Yu Kaining, Yang Caijia, Wu Tao, Zhai Yifeng, Tian Shixiong, Feng Yuqing
Hebei Center for Ecological and Environmental Geology Research, Hebei GEO University, Shijiazhuang, 050031, China.
School of Water Resources and Environment, Hebei GEO University, Shijiazhuang, 050031, China.
Sci Rep. 2025 Jul 2;15(1):22569. doi: 10.1038/s41598-025-06921-x.
As a significant ecological barrier, the source region of the Yellow River serves as a crucial water source in China, and its vegetation dynamics play a pivotal role in water conservation. Monitoring vegetation dynamics is essential for ecological protection and the achievement of sustainable development goals, as it facilitates systematic assessment of vegetation restoration, supports the advancement of ecological civilization, and promotes coordinated economic and environmental development. Based on the newly released AVHRR GIMMS NDVI3g data from 1982 to 2020 provided by the NASA Goddard Space Flight Center, this study aims to identify the driving mechanisms influencing vegetation dynamics in the source region of the Yellow River over the past 40 years (1982-2020) by utilizing ordered cluster analysis, Pearson correlation analysis, and the Geodetector method. The influence of each driving factor on NDVI was systematically examined, and the spatial and temporal characteristics of vegetation as well as the effects of key drivers were clarified to inform ecological protection and sustainable development strategies. The results indicate that: (1) the overall NDVI in the source region of the Yellow River exhibited a significant upward trend from 1982 to 2020, with a noticeable shift occurring in 2009. Prior to 2009, NDVI demonstrated a slight declining trend, whereas a significant increase was observed afterward; (2) NDVI distribution displayed a spatial gradient, increasing from northwest to southeast, with higher values in the southeast and lower values in the northwest; (3) the interaction between any two driving factors had a more substantial influence on NDVI than individual factors, demonstrating a two-factor enhancement effect. Notably, the interaction between precipitation and temperature with other variables exhibited the strongest explanatory power, with q-values exceeding 0.5. Overall, natural factors such as temperature and precipitation played a crucial role in NDVI variation, and the abrupt change in 2009 may be attributed to regional warming and the implementation of ecological protection measures.

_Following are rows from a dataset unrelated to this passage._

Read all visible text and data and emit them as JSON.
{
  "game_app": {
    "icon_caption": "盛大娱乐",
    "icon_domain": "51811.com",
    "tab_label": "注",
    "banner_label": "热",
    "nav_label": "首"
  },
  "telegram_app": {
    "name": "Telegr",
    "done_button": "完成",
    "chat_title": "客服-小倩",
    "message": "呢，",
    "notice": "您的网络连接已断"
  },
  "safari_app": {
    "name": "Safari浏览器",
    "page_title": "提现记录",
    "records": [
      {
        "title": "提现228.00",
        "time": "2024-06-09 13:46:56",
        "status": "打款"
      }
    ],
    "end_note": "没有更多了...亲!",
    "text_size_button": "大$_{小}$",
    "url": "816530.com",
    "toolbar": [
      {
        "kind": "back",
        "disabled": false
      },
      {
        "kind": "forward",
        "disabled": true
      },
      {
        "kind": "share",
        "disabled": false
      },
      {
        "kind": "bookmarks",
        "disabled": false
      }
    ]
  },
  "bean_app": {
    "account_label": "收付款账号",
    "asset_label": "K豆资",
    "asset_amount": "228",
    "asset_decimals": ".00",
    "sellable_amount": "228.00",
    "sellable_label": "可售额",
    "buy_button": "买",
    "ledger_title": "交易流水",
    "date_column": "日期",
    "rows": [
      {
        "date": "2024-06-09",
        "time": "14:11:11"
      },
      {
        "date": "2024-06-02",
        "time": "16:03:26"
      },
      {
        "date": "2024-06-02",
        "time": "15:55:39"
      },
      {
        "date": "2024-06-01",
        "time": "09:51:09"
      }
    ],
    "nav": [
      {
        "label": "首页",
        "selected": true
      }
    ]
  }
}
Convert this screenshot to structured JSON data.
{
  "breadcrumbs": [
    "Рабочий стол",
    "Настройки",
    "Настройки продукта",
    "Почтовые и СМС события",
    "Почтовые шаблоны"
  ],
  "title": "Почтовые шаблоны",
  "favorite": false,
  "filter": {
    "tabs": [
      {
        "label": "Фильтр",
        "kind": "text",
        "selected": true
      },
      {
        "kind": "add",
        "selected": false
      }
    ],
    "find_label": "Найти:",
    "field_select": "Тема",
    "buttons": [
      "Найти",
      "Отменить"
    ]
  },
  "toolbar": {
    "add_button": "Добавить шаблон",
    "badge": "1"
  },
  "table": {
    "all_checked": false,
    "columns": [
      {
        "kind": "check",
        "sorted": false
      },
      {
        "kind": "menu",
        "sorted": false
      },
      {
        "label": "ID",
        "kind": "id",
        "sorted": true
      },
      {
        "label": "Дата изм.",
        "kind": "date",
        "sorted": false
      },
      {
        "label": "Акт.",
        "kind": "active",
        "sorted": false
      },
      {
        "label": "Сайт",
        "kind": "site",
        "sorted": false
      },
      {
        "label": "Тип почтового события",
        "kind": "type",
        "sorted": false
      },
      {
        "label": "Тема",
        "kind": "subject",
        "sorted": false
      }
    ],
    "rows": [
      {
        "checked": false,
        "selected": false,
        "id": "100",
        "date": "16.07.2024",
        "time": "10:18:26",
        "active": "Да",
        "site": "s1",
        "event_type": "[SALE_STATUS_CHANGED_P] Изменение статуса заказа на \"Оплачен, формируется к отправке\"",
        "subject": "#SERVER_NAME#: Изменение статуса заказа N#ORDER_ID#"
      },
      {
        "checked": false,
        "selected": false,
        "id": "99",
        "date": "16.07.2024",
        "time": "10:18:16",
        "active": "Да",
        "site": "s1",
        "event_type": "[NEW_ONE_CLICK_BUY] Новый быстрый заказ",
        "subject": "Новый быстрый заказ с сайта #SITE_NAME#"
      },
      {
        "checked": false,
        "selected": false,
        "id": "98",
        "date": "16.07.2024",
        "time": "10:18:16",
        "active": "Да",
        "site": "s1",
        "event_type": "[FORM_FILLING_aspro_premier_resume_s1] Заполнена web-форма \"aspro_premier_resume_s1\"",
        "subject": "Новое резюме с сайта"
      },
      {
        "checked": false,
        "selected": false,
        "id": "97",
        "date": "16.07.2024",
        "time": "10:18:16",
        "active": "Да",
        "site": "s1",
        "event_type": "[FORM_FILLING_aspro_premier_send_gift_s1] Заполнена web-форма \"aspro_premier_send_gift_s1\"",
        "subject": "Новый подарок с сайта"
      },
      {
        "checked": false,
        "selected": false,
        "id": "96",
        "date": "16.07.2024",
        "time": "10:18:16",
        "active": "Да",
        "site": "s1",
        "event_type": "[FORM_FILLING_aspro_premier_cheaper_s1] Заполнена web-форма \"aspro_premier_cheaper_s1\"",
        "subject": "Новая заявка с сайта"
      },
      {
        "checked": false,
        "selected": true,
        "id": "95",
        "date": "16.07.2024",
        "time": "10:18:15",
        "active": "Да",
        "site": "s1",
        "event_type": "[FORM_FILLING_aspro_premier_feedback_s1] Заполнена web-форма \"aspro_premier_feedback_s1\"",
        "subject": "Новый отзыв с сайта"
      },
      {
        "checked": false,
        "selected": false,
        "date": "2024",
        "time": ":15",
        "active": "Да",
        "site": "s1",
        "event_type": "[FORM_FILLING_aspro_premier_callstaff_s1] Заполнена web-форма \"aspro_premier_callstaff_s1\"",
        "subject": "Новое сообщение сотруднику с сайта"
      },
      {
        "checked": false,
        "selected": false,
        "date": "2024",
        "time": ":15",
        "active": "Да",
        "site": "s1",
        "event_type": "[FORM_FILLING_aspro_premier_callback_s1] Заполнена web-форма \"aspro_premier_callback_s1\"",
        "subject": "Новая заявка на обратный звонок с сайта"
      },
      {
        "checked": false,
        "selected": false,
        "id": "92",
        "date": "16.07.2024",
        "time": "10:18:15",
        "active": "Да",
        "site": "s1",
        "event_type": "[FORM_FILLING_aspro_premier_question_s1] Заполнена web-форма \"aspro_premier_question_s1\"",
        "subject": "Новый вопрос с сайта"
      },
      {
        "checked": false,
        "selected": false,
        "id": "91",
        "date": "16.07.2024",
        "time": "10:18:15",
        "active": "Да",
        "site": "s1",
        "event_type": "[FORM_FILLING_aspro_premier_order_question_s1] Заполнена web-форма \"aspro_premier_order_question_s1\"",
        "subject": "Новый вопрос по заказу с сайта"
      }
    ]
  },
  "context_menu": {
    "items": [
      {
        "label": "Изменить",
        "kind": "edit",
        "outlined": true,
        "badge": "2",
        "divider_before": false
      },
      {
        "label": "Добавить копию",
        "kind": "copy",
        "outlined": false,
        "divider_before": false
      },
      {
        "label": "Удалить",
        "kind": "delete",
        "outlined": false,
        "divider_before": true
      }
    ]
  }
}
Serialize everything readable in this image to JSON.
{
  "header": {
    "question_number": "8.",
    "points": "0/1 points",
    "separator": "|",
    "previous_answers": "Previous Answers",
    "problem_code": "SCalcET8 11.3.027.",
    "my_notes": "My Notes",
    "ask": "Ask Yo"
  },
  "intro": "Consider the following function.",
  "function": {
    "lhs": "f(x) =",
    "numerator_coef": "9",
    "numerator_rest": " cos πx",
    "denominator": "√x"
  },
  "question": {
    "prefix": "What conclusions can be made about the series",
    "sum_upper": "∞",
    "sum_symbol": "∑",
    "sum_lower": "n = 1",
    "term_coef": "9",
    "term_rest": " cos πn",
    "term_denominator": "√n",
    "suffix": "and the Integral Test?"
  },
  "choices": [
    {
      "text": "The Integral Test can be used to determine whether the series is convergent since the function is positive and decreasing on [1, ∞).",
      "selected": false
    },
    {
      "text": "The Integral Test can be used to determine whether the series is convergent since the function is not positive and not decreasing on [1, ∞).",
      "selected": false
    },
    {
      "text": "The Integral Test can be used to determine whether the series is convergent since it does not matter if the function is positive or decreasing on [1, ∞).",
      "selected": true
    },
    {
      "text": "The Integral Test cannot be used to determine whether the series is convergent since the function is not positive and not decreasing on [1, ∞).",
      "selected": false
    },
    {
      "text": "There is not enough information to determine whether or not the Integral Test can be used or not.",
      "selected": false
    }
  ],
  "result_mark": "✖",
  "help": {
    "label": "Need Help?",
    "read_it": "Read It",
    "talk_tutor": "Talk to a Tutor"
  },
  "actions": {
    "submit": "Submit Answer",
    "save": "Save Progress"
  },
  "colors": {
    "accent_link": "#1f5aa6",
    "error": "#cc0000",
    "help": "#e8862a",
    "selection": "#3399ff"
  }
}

作为重要的生态屏障,黄河源区是我国重要的水源地,其植被动态对水源涵养起着关键作用。监测植被动态对于生态保护和实现可持续发展目标至关重要,它有助于系统评估植被恢复情况,支持生态文明建设,促进经济与环境协调发展。基于美国国家航空航天局戈达德太空飞行中心提供的1982年至2020年最新发布的AVHRR GIMMS NDVI3g数据,本研究旨在通过有序聚类分析、皮尔逊相关分析和地理探测器方法,识别过去40年(1982 - 2020年)黄河源区植被动态的驱动机制。系统研究了各驱动因素对归一化植被指数(NDVI)的影响,阐明了植被的时空特征以及关键驱动因素的作用,为生态保护和可持续发展战略提供依据。结果表明:(1)1982年至2020年黄河源区NDVI总体呈显著上升趋势,2009年出现明显转折。2009年之前,NDVI呈轻微下降趋势,之后则显著增加;(2)NDVI分布呈现空间梯度,由西北向东南递增,东南部值较高,西北部值较低;(3)任意两个驱动因素之间的相互作用对NDVI的影响比单个因素更大,表现出双因素增强效应。值得注意的是,降水和温度与其他变量之间的相互作用具有最强的解释力,q值超过0.5。总体而言,温度和降水等自然因素在NDVI变化中起关键作用,2009年的突变可能归因于区域变暖以及生态保护措施的实施。